Hirings at U.S. mortgage firms outpaced layoffs by more than 8,000 during second quarter 2009.
While lenders laid off 3,229 employees between April 1 and June 30, second quarter layoffs were about 71 percent fewer than during the prior quarter, and 31 fewer than for the same period last year.
At the same time, mortgage hirings picked up, with lenders bringing on more than 11,000 new employees.
Hirings jumped from more than 8,800 during first quarter and “skyrocketed” from a meager 100 in the second-quarter 2008, said San Dallas-based MortgageDaily.com founder and publisher Sam Garcia.
The latest period reflected consolidation as a result of several high-profile mergers during the past year.

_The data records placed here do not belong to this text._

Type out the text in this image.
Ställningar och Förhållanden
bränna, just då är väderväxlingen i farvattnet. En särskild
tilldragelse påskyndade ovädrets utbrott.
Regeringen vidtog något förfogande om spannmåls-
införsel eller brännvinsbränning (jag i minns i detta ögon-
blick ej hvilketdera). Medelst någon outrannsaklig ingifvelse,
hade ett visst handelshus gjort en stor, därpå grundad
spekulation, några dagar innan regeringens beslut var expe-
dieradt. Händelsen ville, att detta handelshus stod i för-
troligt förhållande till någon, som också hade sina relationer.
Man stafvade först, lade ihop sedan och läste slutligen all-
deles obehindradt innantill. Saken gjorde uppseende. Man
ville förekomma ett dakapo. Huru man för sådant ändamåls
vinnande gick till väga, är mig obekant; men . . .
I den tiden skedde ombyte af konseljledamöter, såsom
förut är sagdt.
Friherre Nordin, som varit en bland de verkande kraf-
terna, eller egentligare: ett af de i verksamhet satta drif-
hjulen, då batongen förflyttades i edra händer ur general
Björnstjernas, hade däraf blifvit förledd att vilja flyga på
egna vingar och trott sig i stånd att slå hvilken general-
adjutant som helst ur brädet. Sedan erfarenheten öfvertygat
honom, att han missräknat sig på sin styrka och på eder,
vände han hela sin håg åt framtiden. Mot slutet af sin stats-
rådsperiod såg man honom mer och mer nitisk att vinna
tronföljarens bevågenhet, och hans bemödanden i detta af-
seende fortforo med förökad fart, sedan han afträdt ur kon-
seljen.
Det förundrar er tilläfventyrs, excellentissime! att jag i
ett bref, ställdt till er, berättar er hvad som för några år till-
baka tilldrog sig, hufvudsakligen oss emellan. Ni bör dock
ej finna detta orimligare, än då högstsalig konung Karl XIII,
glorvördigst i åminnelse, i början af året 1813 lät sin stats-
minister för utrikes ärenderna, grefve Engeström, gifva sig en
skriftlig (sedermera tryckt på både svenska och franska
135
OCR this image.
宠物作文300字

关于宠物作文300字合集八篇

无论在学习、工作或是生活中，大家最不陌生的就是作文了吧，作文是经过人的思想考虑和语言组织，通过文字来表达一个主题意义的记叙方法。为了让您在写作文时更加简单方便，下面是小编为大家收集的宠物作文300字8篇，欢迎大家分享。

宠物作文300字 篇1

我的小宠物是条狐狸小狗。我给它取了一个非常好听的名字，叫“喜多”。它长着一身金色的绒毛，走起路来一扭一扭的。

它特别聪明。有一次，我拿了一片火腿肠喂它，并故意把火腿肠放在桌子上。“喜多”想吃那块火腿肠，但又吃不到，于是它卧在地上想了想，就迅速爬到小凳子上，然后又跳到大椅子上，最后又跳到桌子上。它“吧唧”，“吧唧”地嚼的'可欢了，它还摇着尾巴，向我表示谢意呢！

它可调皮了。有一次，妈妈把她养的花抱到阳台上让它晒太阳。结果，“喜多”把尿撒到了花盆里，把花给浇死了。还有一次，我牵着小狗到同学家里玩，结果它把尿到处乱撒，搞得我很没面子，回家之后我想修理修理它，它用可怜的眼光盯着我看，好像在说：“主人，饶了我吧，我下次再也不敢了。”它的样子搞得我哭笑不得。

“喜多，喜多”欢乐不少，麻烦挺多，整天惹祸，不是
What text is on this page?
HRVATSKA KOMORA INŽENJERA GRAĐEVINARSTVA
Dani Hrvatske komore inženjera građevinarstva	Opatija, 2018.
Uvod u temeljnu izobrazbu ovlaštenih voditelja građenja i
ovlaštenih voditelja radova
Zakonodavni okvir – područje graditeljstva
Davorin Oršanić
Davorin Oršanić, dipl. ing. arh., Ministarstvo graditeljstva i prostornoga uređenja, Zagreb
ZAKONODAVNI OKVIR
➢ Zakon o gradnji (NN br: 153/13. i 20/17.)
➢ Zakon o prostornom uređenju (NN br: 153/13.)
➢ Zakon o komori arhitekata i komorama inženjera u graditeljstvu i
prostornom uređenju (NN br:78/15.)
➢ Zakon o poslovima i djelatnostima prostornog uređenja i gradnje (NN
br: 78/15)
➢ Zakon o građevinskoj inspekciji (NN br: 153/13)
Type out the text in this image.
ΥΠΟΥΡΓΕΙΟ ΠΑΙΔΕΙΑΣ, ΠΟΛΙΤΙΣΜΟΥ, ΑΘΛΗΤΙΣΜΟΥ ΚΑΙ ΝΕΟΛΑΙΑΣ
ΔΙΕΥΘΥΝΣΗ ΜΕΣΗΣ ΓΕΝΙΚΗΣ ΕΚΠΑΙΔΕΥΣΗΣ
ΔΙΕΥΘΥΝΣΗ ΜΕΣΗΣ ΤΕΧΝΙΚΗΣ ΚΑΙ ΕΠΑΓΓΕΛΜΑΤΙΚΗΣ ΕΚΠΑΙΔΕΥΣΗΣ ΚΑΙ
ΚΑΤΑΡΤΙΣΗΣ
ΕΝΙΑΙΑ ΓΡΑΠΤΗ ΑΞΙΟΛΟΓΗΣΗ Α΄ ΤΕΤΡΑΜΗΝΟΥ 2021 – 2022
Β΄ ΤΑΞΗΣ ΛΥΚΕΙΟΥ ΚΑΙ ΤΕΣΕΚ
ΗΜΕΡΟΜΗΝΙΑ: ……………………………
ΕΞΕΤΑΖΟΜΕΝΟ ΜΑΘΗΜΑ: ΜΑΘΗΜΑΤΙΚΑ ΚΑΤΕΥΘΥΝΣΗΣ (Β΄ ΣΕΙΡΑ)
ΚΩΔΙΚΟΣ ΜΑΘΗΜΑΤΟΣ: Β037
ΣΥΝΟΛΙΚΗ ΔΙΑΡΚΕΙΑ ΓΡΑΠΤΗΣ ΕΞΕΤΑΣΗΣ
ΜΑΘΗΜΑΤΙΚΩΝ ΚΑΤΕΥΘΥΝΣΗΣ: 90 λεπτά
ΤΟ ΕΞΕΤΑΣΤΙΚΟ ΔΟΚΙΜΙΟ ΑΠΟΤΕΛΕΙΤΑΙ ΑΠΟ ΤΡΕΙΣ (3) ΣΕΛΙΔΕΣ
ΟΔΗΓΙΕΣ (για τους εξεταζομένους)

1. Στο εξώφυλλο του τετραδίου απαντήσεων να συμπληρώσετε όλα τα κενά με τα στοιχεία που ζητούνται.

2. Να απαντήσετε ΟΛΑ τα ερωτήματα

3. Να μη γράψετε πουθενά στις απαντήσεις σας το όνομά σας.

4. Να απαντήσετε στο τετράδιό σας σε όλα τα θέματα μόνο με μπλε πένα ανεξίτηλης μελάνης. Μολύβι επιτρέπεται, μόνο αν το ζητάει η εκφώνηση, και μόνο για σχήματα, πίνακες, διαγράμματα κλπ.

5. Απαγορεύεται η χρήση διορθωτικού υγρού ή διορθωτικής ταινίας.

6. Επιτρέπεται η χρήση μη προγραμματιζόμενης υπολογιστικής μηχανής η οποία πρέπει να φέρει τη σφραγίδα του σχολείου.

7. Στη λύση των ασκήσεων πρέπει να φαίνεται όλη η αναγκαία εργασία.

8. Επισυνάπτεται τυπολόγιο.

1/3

Much of the layoff activity was concentrated at financial institutions.”North Carolina had over 700 mortgage-related layoffs – more than any other state.
By lender, JP Morgan Chase & Co. shed the most positions.
Reasons for the upswing in hiring were tied to both an increase in delinquency and loan modifications which, in turn, have forced mortgage companies to boost their servicing staffs. In addition, record low mortgage rates helped drive up demand for production personnel, Garcia said, adding that the report tracked companies of 50 or more employees.
New job statistics were strongest in Texas, where more than 1,100 mortgage jobs were added. JPMorgan, which added 4,000 new employees, far exceeded all other mortgage firms. The increased pace of hirings pushed overall activity to a positive 8,253 for the year.